NATURAL RESOURCES: Energy
After reaching a record high of $147/barrel in early July, crude oil prices fell during the third quarter and ended the quarter at $100/barrel.1 (In mid-November oil has fallen below $60/barrel.) The drop in oil prices was primarily attributable to reduced demand due to concerns about slower global economic growth and turmoil in the financial markets. Additionally, the reduction of fuel subsidies to consumers in emerging market countries, such as China and India, negatively impacted demand, as fuel subsidies in these countries had reduced the effect of higher oil prices on consumers by keeping fuel prices artificially low.2 A large portion of growth in oil consumption in recent years has come from China and India. As China continues to phase out its subsidies, however, there could be further downward pressure on oil prices. Finally, strength in the U.S. dollar versus other developed market currencies was a factor in lower oil prices.3 The dollar strengthened as investors moved into U.S. Treasuries amid instability in the global financial system following the failure of several major U.S. financial institutions in September.

Natural gas prices also fell during the third quarter, due to a combination of increased inventories, reduced demand from U.S. manufacturers (a large consumer of natural gas), and significant production increases driven by increased drilling and exploration activities.4 In early July, natural gas prices reached their highest levels since Hurricane Katrina in 2005, topping $13/mmbtu. For the third quarter, NYMEX natural gas prices averaged $9/mmbtu, a 23% decrease from the second quarter’s average price of $11.60/mmbtu. Prices declined 45% by quarter-end.5 Despite hurricane damage to production infrastructure in the Gulf of Mexico in September, natural gas prices declined on concerns about decreased demand due to slower economic growth. Continued growth in U.S. natural gas production, driven by growth in unconventional reservoirs (tight gas sands, gas shale, and coal bed methane), which has been the result of higher prices and new drilling technologies, could put additional downward pressure on prices in the coming months.

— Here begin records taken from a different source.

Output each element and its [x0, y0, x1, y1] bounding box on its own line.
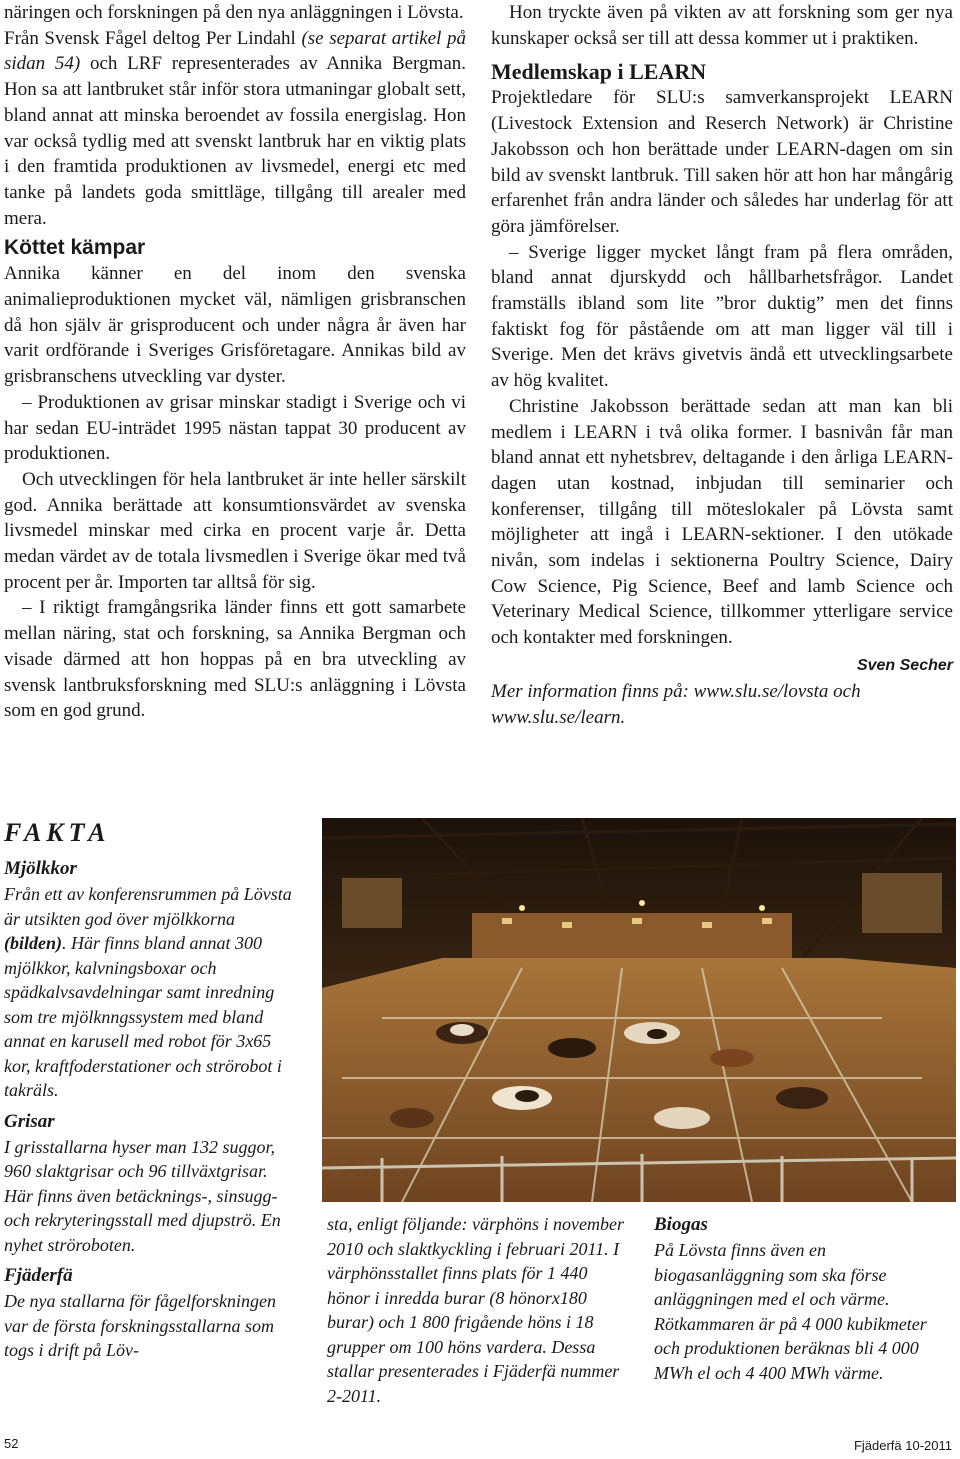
fakta-text-mjolkkor [4, 882, 300, 1103]
text-run: . Här finns bland annat 300 mjölkkor, kalvningsboxar och spädkalvsavdelningar samt inredning som tre mjölknngssystem med bland annat en karusell med robot för 3x65 kor, kraftfoderstationer och strörobot i takräls. [4, 933, 282, 1100]
cross-reference: (se separat artikel på sidan 54) [4, 27, 466, 75]
fakta-heading-mjolkkor: Mjölkkor [4, 858, 77, 879]
left-column [4, 0, 466, 724]
fakta-text-biogas: På Lövsta finns även en biogasanläggning som ska förse anläggningen med el och värme. Rötkammaren är på 4 000 kubikmeter och produktionen beräknas bli 4 000 MWh el och 4 400 MWh värme. [654, 1240, 927, 1383]
fakta-continuation [327, 1212, 629, 1408]
paragraph: Annika känner en del inom den svenska animalieproduktionen mycket väl, nämligen grisbranschen då hon själv är grisproducent och under några år även har varit ordförande i Sveriges Grisföretagare. Annikas bild av grisbranschens utveckling var dyster. [4, 263, 466, 388]
paragraph [4, 26, 466, 232]
paragraph: Hon tryckte även på vikten av att forskning som ger nya kunskaper också ser till att dessa kommer ut i praktiken. [491, 2, 953, 49]
paragraph: – Sverige ligger mycket långt fram på flera områden, bland annat djurskydd och hållbarhetsfrågor. Landet framställs ibland som lite ”bror duktig” men det finns faktiskt fog för påstående om att man ligger väl till i Sverige. Men det krävs givetvis ändå ett utvecklingsarbete av hög kvalitet. [491, 241, 953, 392]
fakta-heading-grisar: Grisar [4, 1110, 55, 1132]
fakta-box [4, 816, 300, 1363]
text-run: och LRF representerades av Annika Bergman. Hon sa att lantbruket står inför stora utmaningar globalt sett, bland annat att minska beroendet av fossila energislag. Hon var också tydlig med att svenskt lantbruk har en viktig plats i den framtida produktionen av livsmedel, energi etc med tanke på landets goda smittläge, tillgång till arealer med mera. [4, 53, 467, 229]
journal-footer: Fjäderfä 10-2011 [853, 1438, 952, 1453]
author-byline: Sven Secher [856, 656, 953, 674]
page-number: 52 [4, 1436, 19, 1451]
section-heading: Medlemskap i LEARN [491, 59, 707, 85]
barn-photo [322, 818, 956, 1202]
barn-photo-illustration [322, 818, 956, 1202]
fakta-text-fjaderfa: De nya stallarna för fågelforskningen var de första forskningsstallarna som togs i drift på Löv- [4, 1291, 276, 1360]
image-reference: (bilden) [4, 933, 62, 953]
right-column [491, 0, 953, 730]
paragraph: – I riktigt framgångsrika länder finns ett gott samarbete mellan näring, stat och forskning, sa Annika Bergman och visade därmed att hon hoppas på en bra utveckling av svensk lantbruksforskning med SLU:s anläggning i Lövsta som en god grund. [4, 597, 466, 722]
paragraph: Och utvecklingen för hela lantbruket är inte heller särskilt god. Annika berättade att konsumtionsvärdet av svenska livsmedel minskar med cirka en procent varje år. Detta medan värdet av de totala livsmedlen i Sverige ökar med två procent per år. Importen tar alltså för sig. [4, 468, 466, 593]
paragraph: Projektledare för SLU:s samverkansprojekt LEARN (Livestock Extension and Reserch Network) är Christine Jakobsson och hon berättade under LEARN-dagen om sin bild av svenskt lantbruk. Till saken hör att hon har mångårig erfarenhet från andra länder och således har underlag för att göra jämförelser. [491, 87, 953, 237]
paragraph: näringen och forskningen på den nya anläggningen i Lövsta. [4, 2, 464, 23]
fakta-text-fjaderfa-cont: sta, enligt följande: värphöns i november 2010 och slaktkyckling i februari 2011. I värphönsstallet finns plats för 1 440 hönor i inredda burar (8 hönorx180 burar) och 1 800 frigående höns i 18 grupper om 100 höns vardera. Dessa stallar presenterades i Fjäderfä nummer 2-2011. [327, 1214, 624, 1406]
fakta-biogas [654, 1212, 954, 1385]
more-info-text: Mer information finns på: www.slu.se/lovsta och www.slu.se/learn. [491, 680, 861, 728]
fakta-text-grisar: I grisstallarna hyser man 132 suggor, 960 slaktgrisar och 96 tillväxtgrisar. Här finns även betäcknings-, sinsugg- och rekryteringsstall med djupströ. En nyhet ströroboten. [4, 1136, 281, 1255]
section-heading: Köttet kämpar [4, 236, 146, 260]
fakta-title: FAKTA [4, 818, 111, 847]
text-run: Från Svensk Fågel deltog Per Lindahl [4, 27, 302, 49]
fakta-heading-fjaderfa: Fjäderfä [4, 1265, 73, 1286]
paragraph: Christine Jakobsson berättade sedan att man kan bli medlem i LEARN i två olika former. I basnivån får man bland annat ett nyhetsbrev, deltagande i den årliga LEARN-dagen utan kostnad, inbjudan till seminarier och konferenser, tillgång till möteslokaler på Lövsta samt möjligheter att ingå i LEARN-sektioner. I den utökade nivån, som indelas i sektionerna Poultry Science, Dairy Cow Science, Pig Science, Beef and lamb Science och Veterinary Medical Science, tillkommer ytterligare service och kontakter med forskningen. [491, 395, 953, 649]
paragraph: – Produktionen av grisar minskar stadigt i Sverige och vi har sedan EU-inträdet 1995 nästan tappat 30 producent av produktionen. [4, 391, 466, 465]
fakta-heading-biogas: Biogas [654, 1214, 708, 1235]
text-run: Från ett av konferensrummen på Lövsta är utsikten god över mjölkkorna [4, 884, 292, 929]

Merger and acquisition activity in the energy sector slowed during the third quarter of 2008, driven by lower commodity prices and tighter credit markets. In total, there were 29 deals in the U.S., totaling approximately $12.6 billion in value, down from 42 deals in the second quarter of 2008.6 During the third quarter, acquisition activity was concentrated in the mid-continent region and involved large deals by XTO Energy, BP, and Chesapeake Energy. Overall, lower commodity prices and tighter capital markets could contribute to a slowdown in merger and acquisition activity in the fourth quarter and into 2009. Nevertheless, the overall environment remains favorable for small energy companies backed by private equity energy groups. Their limited reliance on the capital markets to finance growth and their practice of underwriting acquisitions using commodity price assumptions well below spot prices should prove beneficial. Additionally, private equity energy groups fund their management teams on an incremental basis over time as acquisitions are identified for purchase, reducing the impact of volatility in the commodity markets and the risk of putting money to work at a “peak” in commodity prices. Finally, while recent declines in commodity prices should create more attractively priced acquisition opportunities in the upstream oil and natural gas area, the exit environment will likely slow over the coming months.
1 Quarterly Review: September 2008. EnCap Energy Capital Fund. (September 2008).
2-4 Quarterly Energy Update. Federal Reserve Bank of Dallas. 23 October 2008
5-6 Short Term Energy Outlook – October 2008. Energy Information Agency. (October 2008).